かずまくんはどうしたんですか?気になるならさっさとそう言えばいいのに、何故か言葉にするのは躊躇われて開きかけた口をそのまま閉じた。私は意気地なしだ。そのくせ寂しがりでいつも後悔ばかり。
その後もかずまくんのことが気になって食欲がわかなかった。
「名前ちゃん」
「?」
夕食後、食器の片付けをしようとしたとき。
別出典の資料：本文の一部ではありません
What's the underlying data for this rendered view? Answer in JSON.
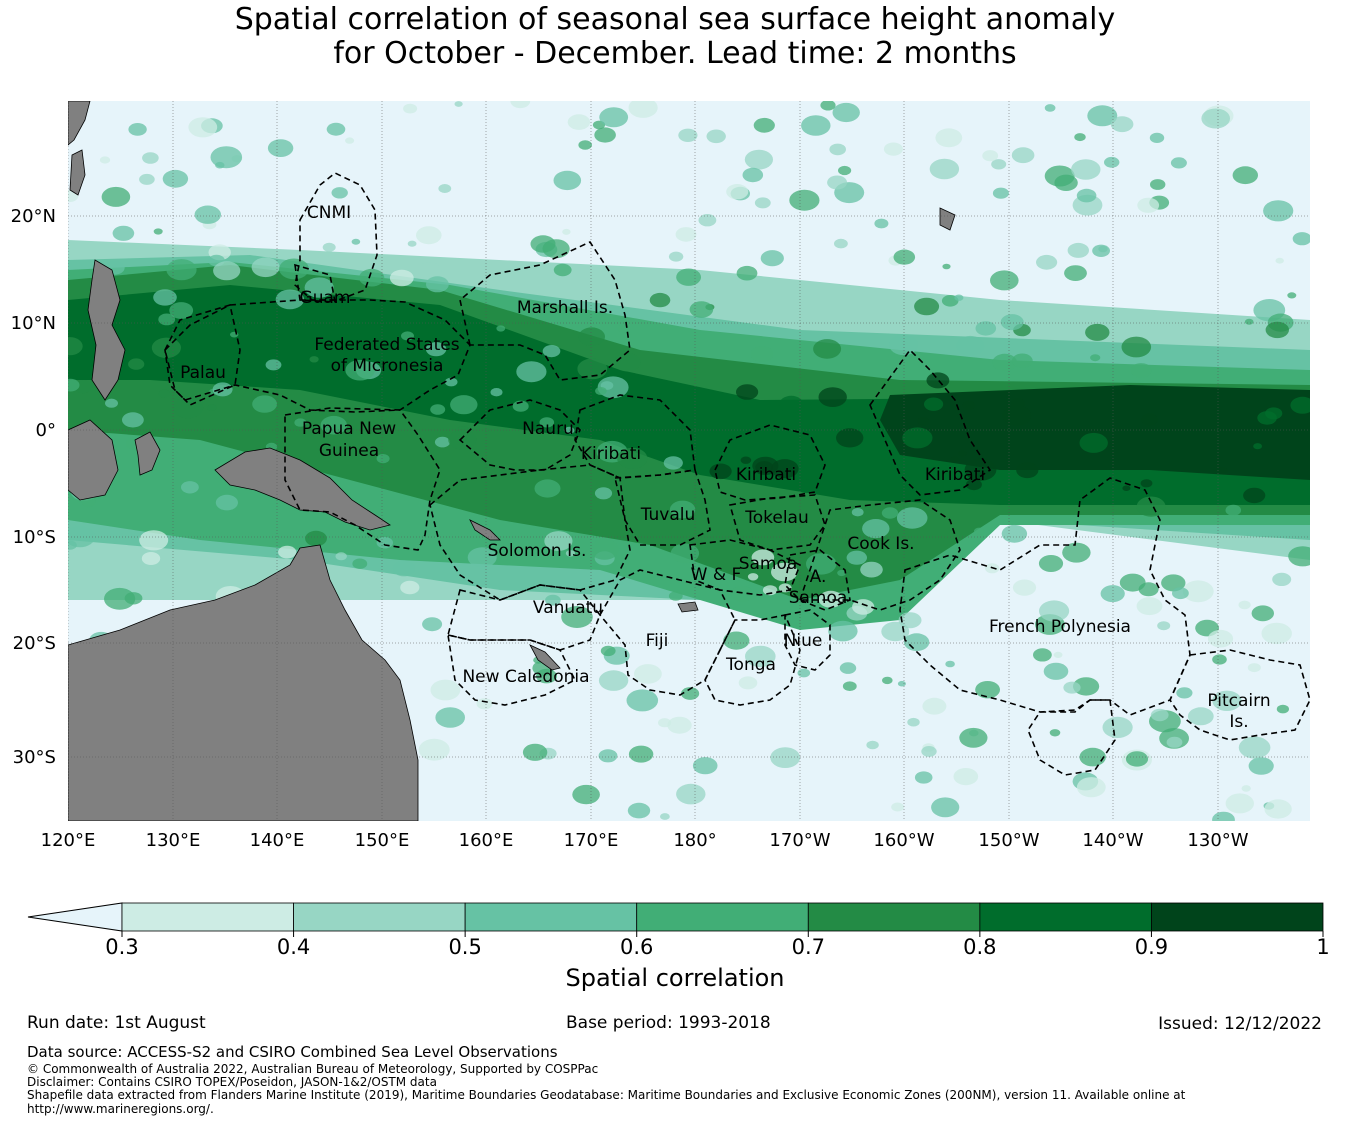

夏希さんにちょいちょいと手招きをされた。
「なんですか?」
「ちょっと、かずまの様子見てきてくれない?」
「えっ」
「さっき台所行くときに納戸あったでしょ?そこにいると思うから」
「でも、私」
「名前ちゃん、食事のとき、ずっっっとかずまのこと考えてたでしょ」
「!、なんで…」
「当たり?じゃあ話は早いわね。早く早く」
夏希さんに背中を押されて驚き半分と戸惑い半分の気持ちで納戸に向かった。迷いながらも薄暗い廊下を突き進んで行くと、明かりの漏れた部屋を見つけて心臓がひっくり返りそうになった。
逃げちゃ、ダメ。重い足を必死に動かして納戸の扉をそっと覗く。すると、1番に小さな背中が目にはいって少し変な気持ちになった。
「かずま、くん」
かずまくんが後ろに振り向いて、驚いたように目を見開かせた。私は真正面から気持ちを伝えるのは怖くて俯きがちに口を開く。
「あの、私…」
声があまりに震えていて自分が馬鹿みたいだと思った。何をしてるんだろう、私。目の奥がぐっと熱くなって視界がうるんでくる。
「ここ、来て」
かずまくんは無表情な顔でぽんぽんと床を叩く。いつも見ている表情のはずなのに、今は心なしか怖く感じた。
「うん」
頷いて、かずまくんの隣に座ると少し困り顔の彼と目が合った。やっぱり、まだ怒ってる?それとも、めんどくさい女だと思ってる?
そばにあった手を握るとかずまくんは驚いた顔でこちらを見た。
「ごめん、私、本当にごめんなさい」
「うん」
かずまくんの指が戸惑いがちに私の頬を撫でて涙をすくった。
「だから、もう、勝手にしろなんて言わないで」
「…うん、言わない」
手に入る力が自然と強くなる。
「私、かずまくんがあんな怖い顔するなんて知らなくて」
「…名前」
かずまくんの顔が近づいて視界が暗くなった。唇に柔らかい感触がして一瞬で頭が真っ白になる。 顔がはなれるとパソコンのモニターに照らされた、赤い顔のかずまくんがいた。
「!」
理解したと同時に驚いて後ろに後ずさった。ゴンという鈍い音がして頭に激痛がはしる。それより、さっきの出来事の方が私には何百倍も衝撃的すぎて。カミナリに撃たれた気分になった。今ならガーンって効果音だせそう。
「何やってんの」
「だって、かずまくんあんなことするから!」
「ご…めん」
「わた、私にこんなことされても何も……!」
自分で言ったのが急激に恥ずかしくなって、納戸の外へ逃げだした。なんてベタな捨て台詞を言ったんだろう。もう少しマシな言葉だって言えたろうに。私は走ることでしか頭を冷やす方法を思いつけなかった。
どうして、私にキスなんか。どうして、こんなに苦しくなったの。どうして、どうして、どうして……。疑問はいくつもでてくるのに、答えは何度考えてもでてこなかった。